Wednesday, October 15, 2008

"Are You In?" -- Reading at the Poetry Open Mic for the First Time

I've been speaking or performing in public for as long as I can remember -- from as early as age five and six, singing Monkees songs for my parents' friends on the staircase stoop in our living room, to as recently as two weekends ago, when I M.C.'ed an auction for work at the Richard Nixon Library in Yorba Linda. I've become the go-to guy for mastering ceremonies in my community, and friends and family know and have experienced my passion for karaoke . . . so reading a few poems at a local open mic should really be no sweat for a guy like me, right?

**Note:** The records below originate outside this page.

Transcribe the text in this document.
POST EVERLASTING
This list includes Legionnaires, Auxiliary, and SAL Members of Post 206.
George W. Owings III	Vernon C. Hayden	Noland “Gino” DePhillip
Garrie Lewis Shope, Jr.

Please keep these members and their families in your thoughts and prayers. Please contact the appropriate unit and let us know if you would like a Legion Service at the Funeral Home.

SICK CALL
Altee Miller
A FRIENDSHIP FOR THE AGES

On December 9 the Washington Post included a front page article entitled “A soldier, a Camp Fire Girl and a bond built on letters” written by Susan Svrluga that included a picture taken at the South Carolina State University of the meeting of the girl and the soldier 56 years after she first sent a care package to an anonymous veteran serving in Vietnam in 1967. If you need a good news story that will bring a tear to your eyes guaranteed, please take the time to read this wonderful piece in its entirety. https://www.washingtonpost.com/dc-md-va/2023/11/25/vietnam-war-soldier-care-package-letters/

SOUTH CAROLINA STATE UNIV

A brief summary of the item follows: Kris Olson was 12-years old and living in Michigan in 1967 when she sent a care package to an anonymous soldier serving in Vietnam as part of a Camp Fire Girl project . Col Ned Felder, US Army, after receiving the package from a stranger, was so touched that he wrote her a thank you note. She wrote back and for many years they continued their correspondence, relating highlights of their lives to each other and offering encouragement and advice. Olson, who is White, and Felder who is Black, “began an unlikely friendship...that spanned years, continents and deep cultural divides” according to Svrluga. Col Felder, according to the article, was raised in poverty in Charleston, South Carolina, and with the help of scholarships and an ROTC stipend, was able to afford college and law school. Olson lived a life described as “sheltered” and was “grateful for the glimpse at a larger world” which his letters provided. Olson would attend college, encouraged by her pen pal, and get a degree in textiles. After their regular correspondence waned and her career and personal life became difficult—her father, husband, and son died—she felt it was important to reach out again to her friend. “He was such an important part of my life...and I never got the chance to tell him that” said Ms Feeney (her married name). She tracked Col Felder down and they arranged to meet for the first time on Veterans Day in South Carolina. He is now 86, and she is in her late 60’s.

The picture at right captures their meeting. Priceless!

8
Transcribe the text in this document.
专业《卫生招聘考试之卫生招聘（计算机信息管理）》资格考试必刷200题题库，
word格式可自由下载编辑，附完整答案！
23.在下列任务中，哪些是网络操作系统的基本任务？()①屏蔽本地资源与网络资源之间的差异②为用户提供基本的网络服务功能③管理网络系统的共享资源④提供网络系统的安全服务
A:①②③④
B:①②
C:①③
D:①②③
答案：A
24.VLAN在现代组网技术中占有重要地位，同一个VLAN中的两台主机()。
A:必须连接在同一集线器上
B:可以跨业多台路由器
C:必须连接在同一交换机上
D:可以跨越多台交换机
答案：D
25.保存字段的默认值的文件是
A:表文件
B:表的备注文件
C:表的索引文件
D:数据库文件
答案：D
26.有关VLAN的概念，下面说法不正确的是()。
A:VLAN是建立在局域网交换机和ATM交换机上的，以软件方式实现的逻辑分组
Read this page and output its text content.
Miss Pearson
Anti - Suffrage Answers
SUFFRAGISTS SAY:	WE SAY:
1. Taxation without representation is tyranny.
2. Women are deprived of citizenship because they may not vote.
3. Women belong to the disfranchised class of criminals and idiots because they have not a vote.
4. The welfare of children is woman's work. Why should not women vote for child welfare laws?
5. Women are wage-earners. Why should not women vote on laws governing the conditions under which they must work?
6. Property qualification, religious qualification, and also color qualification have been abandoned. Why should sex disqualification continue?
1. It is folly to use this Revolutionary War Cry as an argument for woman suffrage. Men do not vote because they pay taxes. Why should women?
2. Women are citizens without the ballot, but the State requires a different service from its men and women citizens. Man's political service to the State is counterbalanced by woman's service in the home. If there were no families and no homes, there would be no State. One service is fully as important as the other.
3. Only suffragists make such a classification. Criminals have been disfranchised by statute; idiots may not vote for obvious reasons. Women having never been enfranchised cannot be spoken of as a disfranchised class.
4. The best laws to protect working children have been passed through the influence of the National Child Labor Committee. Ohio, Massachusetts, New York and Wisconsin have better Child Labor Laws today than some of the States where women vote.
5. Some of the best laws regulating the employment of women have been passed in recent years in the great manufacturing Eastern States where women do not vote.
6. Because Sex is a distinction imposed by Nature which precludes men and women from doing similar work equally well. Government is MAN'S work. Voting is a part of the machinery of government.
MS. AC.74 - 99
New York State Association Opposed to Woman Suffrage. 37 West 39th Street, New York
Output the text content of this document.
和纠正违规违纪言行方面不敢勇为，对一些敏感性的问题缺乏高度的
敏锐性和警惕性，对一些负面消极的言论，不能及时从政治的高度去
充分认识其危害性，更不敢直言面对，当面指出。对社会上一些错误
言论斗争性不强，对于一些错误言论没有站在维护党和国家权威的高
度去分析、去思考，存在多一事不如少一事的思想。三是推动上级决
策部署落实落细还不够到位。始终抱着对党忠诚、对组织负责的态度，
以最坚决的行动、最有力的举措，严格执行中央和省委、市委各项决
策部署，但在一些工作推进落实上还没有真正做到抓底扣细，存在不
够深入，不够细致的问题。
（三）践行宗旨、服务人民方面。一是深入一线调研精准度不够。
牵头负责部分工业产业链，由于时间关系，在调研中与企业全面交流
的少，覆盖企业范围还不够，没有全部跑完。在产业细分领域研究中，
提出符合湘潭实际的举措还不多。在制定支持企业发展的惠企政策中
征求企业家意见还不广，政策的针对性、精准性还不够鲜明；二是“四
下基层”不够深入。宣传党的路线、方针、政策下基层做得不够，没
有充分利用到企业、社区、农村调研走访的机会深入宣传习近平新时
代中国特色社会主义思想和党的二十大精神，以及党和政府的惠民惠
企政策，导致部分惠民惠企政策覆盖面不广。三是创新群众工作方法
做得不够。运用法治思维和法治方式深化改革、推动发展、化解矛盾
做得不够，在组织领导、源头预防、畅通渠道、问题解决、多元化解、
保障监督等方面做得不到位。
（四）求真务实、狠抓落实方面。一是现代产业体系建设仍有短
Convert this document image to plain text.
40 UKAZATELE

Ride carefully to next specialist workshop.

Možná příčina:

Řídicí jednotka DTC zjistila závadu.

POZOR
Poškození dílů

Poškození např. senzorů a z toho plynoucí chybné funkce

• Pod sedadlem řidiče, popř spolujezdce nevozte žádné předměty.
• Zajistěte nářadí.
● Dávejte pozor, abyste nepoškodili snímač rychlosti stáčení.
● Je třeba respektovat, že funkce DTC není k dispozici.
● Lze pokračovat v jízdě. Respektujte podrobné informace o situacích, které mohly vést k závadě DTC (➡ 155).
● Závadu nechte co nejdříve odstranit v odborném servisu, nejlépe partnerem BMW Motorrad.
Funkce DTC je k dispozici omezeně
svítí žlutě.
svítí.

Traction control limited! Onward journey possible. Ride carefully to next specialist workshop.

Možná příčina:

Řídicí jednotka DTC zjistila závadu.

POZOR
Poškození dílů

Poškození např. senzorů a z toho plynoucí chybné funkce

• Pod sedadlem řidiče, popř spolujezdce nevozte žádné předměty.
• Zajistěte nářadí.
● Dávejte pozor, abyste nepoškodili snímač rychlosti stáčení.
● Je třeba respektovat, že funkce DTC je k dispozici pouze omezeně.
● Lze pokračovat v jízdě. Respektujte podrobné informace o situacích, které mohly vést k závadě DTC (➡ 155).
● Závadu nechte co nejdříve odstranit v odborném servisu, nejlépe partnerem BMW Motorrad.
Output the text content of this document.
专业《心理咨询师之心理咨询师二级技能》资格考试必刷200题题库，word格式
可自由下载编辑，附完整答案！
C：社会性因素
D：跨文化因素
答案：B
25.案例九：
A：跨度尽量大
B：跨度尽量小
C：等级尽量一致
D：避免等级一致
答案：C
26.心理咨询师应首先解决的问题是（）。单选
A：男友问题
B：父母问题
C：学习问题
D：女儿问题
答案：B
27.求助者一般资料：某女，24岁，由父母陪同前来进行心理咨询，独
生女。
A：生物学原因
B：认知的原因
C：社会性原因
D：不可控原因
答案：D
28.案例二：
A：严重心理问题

Wrong. Very wrong, indeed.

For a few months now, I've been attending this poetry open mic at an independent coffee shop here in Orange County, initially in the hopes of meeting chicks, but eventually because I'm inspired by the regulars' creativity. Particularly these past few weeks, I've been itching to graduate from spectator to join the ranks of the readers, but sharing one's poetry is much different than my other pretentious vice, karaoke. First of all, in karaoke, the words aren't yours -- you're merely channeling them, perhaps reinterpreting them, but either way you can't be blamed for any of their faults . . . and in fact karaoke often celebrates that. Secondly, in poetry reading, one has no synthesized instrumental in which to hide; it's just your voice and the very potential stillness of the crowd. No booze, either, but rather coffee, to make any smoldering criticism that much more aware. Finally, unlike M.C.'ing an event that requires specific salutations or agendas, one has complete control over his topical content when reading poetry. Love poems are the easy way out, but politics? Religion? Social commentary? Personal memories? All fair game. The gamble is, will anyone really care about what you have to say?

So, tonight, I dove in. For some reason, I've been listening to Incubus' "Are You In?" a lot lately, so I decided to answer its call. My girlfriend will be disappointed that she wasn't there, but I think she'll understand that I preferred it that way, that this virgin experience remains introspective in its afterglow. I had printed a "set list" a few weeks ago, but I started a new poem just yesterday, so I decided to finish it and include it, as well, like inviting a new friend to an old friend's party. Long story short, the reading went well enough; I was fifth on the list, and the first in a trio of "new readers." The guy that sits in the front and laughs way too loud laughed at the lines I intended for humor or cleverness, and the whole crowd responded well when I began my second poem, the new piece, with this:

"One of the things I've been enjoying about these readings is when a poet tells an introductory story about their poem. So, I'm going to do that for this new piece, called 'Cowboy at Bus Stop.' I wrote it when I saw a cowboy at a bus stop. Here it goes . . ."

Then, when I sat down, a lady behind me whispered, "That was awesome." Good thing, because the kid after me, proudly fresh to California from Indiana, was all about the performance, with an extroverted spoken word style most folks associate with such forums. I might've shrunk in his shadow. Fortunately, everything went well enough for me to want to do it again. My life has been a testament to the fact that, once you taste the spotlight, you'll take it any way you can.

Incidentally, my first "set list" was: "Picking Up the Party," "Cowboy at Bus Stop," and "An Answer for Everything." You can find two of them buried in this blog, and the other will find its way here soon enough. Thanks for listening.